Not me but my ds has hydrocephalus, he's 4. My son's paediatrician says that we should call someone if his headaches are so bad that calpol and neurofen don't help.

There appears to be no specialist back up, no route to advice. She's spoken to specialist nurses on the brain and spine foundation helpline, but I would have expected the hospital to have something in place. I found that helpline on the internet. Yours sounds like what I would expect lyrebird. It's really not easy to be sent home a few days after major surgery, with a question mark over whether or not the op has worked 'well enough' and no guidance whatsoever about what can be considered a normal recovery path.

That doesn't really sound good enough. I think that I would be like you. I get quite panicky if I have a problem and there isn't a way of solving it. Does she have an outpatients appointment booked for a follow up? Mine was about 6 weeks post surgery. I would be pushing for a clear plan to be put in place for contacting them (and when it is necessary to) then. Also, remember that if you are really worried and cannot contact someone any other way, you could always ask the PALS team at the hospital to liaise with the neurosurgery team. I haven't had to go down that route but I believe they are quite effective at advocating for patients.

I found a Facebook group for my condition that is very supportive, and that has a lot of really useful advice, especially on what can be expected post recovery. It could be worth finding a hydrocephalus one, especially if you are at decent sized hospital, because the people on there might have hospital-specific knowledge of how best to contact somebody. I pretty much just use Facebook for this (and cat videos!) Sorry for the essay!

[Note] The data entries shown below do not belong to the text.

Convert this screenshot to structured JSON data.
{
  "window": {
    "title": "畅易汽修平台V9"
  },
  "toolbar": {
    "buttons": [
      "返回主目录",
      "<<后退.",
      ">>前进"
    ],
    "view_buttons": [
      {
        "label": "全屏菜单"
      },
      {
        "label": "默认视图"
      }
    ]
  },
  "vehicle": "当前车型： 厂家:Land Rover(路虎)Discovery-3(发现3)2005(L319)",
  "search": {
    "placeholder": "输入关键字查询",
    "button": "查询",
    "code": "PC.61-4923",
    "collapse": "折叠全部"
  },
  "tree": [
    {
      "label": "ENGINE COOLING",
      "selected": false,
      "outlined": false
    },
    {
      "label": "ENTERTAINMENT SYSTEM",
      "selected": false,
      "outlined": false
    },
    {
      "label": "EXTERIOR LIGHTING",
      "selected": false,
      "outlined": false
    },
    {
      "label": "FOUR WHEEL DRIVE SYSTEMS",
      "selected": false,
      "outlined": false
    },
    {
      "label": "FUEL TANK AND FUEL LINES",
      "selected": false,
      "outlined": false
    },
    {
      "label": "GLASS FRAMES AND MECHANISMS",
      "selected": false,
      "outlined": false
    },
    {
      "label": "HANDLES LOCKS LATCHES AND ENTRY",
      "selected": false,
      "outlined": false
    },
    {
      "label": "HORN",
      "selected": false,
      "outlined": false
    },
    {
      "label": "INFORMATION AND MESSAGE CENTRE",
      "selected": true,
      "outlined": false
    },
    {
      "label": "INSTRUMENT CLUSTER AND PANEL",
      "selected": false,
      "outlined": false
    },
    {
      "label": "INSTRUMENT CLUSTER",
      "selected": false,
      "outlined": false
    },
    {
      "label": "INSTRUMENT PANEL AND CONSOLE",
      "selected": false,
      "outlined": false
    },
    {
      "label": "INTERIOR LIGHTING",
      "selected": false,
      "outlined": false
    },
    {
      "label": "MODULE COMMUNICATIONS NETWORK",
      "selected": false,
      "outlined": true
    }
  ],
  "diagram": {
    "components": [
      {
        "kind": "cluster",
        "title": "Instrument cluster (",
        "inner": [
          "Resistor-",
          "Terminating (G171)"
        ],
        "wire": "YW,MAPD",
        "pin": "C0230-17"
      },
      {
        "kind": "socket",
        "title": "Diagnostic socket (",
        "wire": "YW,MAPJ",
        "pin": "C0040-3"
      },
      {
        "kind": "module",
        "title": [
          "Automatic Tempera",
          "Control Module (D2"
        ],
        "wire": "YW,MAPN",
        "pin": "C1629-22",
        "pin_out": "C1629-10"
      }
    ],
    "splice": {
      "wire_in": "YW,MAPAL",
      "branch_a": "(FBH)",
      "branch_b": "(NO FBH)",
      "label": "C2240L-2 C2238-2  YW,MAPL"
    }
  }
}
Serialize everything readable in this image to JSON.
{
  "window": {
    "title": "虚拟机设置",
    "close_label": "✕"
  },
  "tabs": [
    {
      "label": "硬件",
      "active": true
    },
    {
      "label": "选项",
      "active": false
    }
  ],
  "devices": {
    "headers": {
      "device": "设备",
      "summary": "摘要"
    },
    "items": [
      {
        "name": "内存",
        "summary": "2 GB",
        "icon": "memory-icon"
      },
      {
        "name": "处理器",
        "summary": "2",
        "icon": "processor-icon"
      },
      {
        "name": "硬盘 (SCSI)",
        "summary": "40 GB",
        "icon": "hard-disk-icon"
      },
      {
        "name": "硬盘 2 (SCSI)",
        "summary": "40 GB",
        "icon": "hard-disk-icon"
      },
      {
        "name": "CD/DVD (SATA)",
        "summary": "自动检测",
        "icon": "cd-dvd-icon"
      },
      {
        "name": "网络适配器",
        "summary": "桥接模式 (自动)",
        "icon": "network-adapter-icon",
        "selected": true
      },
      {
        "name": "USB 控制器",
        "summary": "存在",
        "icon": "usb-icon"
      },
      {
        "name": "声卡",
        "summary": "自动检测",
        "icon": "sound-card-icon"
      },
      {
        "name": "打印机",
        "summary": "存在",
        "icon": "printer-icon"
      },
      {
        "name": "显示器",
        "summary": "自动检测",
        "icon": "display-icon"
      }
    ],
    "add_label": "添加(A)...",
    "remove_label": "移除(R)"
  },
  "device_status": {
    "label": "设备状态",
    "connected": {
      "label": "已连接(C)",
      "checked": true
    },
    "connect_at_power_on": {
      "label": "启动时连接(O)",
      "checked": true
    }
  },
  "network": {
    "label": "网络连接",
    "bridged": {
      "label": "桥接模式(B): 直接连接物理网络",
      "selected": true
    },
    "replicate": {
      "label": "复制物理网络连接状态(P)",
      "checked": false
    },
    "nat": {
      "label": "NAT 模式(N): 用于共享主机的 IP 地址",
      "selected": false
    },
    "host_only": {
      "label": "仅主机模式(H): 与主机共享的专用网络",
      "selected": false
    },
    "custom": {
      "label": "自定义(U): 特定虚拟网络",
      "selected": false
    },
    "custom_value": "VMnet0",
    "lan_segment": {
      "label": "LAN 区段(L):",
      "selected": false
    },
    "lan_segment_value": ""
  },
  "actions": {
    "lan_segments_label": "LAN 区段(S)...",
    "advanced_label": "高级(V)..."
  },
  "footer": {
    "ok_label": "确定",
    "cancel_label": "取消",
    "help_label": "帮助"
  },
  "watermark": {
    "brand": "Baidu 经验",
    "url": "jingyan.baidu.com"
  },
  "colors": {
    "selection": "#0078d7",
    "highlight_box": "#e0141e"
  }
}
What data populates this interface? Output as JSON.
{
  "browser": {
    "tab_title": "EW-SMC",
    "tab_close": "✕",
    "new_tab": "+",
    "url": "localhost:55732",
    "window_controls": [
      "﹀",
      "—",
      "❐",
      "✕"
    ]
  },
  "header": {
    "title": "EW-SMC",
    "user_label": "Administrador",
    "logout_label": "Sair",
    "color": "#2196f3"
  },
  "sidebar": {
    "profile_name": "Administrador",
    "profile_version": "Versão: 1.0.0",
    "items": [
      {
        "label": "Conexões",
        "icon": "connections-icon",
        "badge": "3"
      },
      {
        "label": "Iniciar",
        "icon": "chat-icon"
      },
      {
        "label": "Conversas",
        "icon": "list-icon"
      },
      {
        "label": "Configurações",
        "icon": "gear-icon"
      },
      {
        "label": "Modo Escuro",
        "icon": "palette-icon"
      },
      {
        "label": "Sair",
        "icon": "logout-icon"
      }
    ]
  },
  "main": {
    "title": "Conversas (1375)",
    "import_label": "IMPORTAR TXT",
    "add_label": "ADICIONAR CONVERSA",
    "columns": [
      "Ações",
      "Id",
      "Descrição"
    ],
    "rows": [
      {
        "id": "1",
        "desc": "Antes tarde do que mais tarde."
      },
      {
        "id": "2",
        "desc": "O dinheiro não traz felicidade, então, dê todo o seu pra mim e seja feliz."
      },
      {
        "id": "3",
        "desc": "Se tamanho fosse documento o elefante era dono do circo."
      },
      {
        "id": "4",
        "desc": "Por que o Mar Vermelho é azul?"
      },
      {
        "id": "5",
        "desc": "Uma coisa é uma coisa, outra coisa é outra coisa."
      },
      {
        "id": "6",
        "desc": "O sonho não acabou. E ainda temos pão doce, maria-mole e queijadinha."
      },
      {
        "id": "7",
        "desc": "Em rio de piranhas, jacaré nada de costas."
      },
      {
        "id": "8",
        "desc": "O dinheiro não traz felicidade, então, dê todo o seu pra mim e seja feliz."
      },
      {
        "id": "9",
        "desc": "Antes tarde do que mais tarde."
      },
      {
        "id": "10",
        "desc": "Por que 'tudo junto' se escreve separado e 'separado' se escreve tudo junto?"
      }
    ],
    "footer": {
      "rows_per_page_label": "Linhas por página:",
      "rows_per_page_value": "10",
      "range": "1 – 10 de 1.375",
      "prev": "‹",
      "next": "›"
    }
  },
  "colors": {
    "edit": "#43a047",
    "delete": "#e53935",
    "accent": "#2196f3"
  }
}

I have it. Have since birth. I'm 18. I've been fine since I was 8 though - no revisions of shunt since then. My criteria for shunt failure is: if I have a headache that paracetamol isn't touching, and if I vomit as well - if I went to the neuro team with just a headache, they'd refuse to do anything.

I'd say that the fact she isn't vomiting constantly with the headaches is a positive but it still doesn't sound good. Trust your instincts and kick up a fuss if needed. I can't advise who to speak to - I have a neurology team that I can meet with if I have concerns, maybe this is something that should be arranged?

I'll tell her to try Facebook. She's really down today, very frightened I think. She rang her surgeon's secretary and a nurse came on the phone to speak to her, but again said the headaches were to be expected. She was sent home with 30mg codeine tablets so I assume they expect some quite severe pain. Anxious that's good to hear that you haven't had a shunt revision for so long, she's terrified if they do put one in she'll be there every 2 years and her life will be taken over by this. There doesn't seem to be anyone to meet with to discuss concerns, it's all very odd. I have no idea how their shunted patients go on. We are in Bristol and they were excellent when she was a child and she had her tumour.